Para o reconhecimento da posse do estado de filho, a doutrina atenta a três elementos constitutivos: a) tractatus (trato) – quando o filho é tratado como tal, criado, educado, sustentado e apresentado para a sociedade como filho pelo pai e pela mãe; b) nominatio (nome) – o filho usa o nome da família de fato e assim se apresenta; e c) reputatio (reputação) – é conhecido pela opinião pública e pela sociedade como pertencente à família de seus pais (DIAS, 2010, p. 366).

Salienta-se que “essas características não necessitam de estar presentes conjuntamente, pois não há exigência legal nesse sentido e o estado de filiação deve ser favorecido, em caso de dúvida” (LÔBO, 2008, p. 212).

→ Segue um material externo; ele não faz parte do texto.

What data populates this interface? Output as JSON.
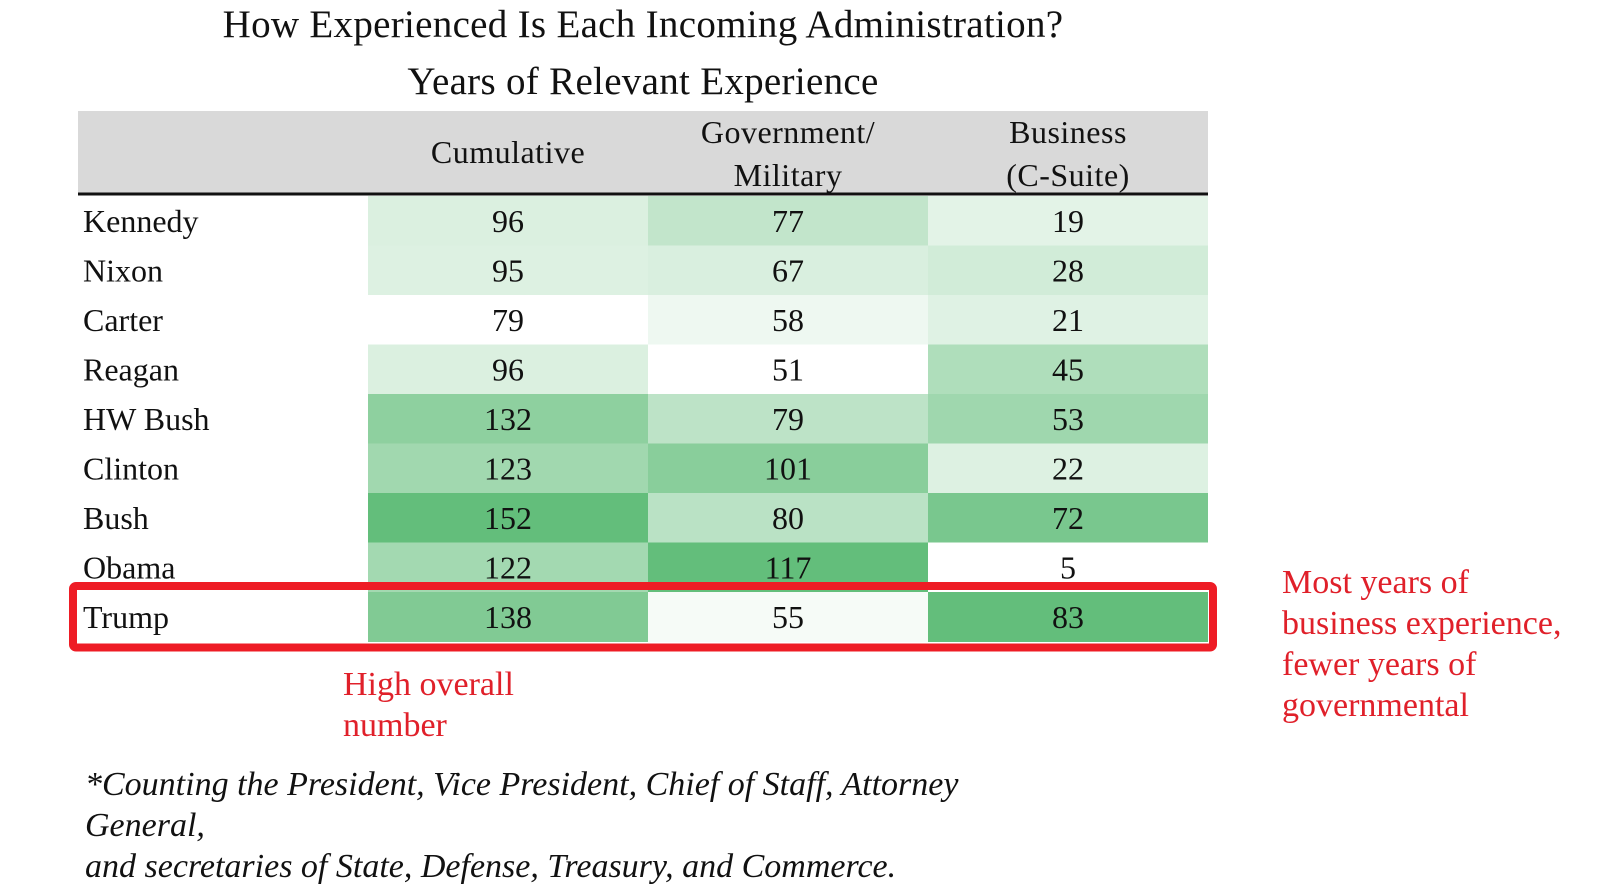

A jurisprudência do Tribunal de Justiça do estado de Santa Catarina traz a seguinte explanação: “A filiação socioafetiva, fundada na posse do estado de filho e consolidada no afeto e na convivência familiar, pressupõe a existência de três elementos caracterizadores: o nomem – utilização do sobrenome paterno; o tratactus – pessoa deve ser tratada e educada como filho; e a reputatio – o reconhecimento pela sociedade e pela família da condição de filho” (SANTA CATARINA, 2012b).

Qualquer meio de prova pode ser empregado, desde que admitido em direito, para o convencimento do magistrado quanto a existência da posse do estado de filiação, não tendo a lei estabelecido restrições ou primazias.

Contudo, Lôbo (2008, p.212) traz ressalvas no tocante à validade desses documentos: “essas provas são complementares de dois requisitos alternativos que a lei prevê: a existência de começo de prova por escrito, proveniente dos pais, ou presunções veementes da filiação resultantes de fatos já certos. Entendemos que, para alcançar a finalidade da lei, em conformidade com a Constituição, que estabelece a prioridade absoluta da convivência familiar afetiva para a criança e o adolescente, basta um dos requisitos na falta de outro. Considera-se como de prova por escrito, proveniente dos pais, quaisquer documentos que revelem a filiação, como cartas, autorizações para atos em benefícios de filhos, declaração de filiação para fins de imposto de renda ou de previdência social, anotações dando conta do nascimento do filho”.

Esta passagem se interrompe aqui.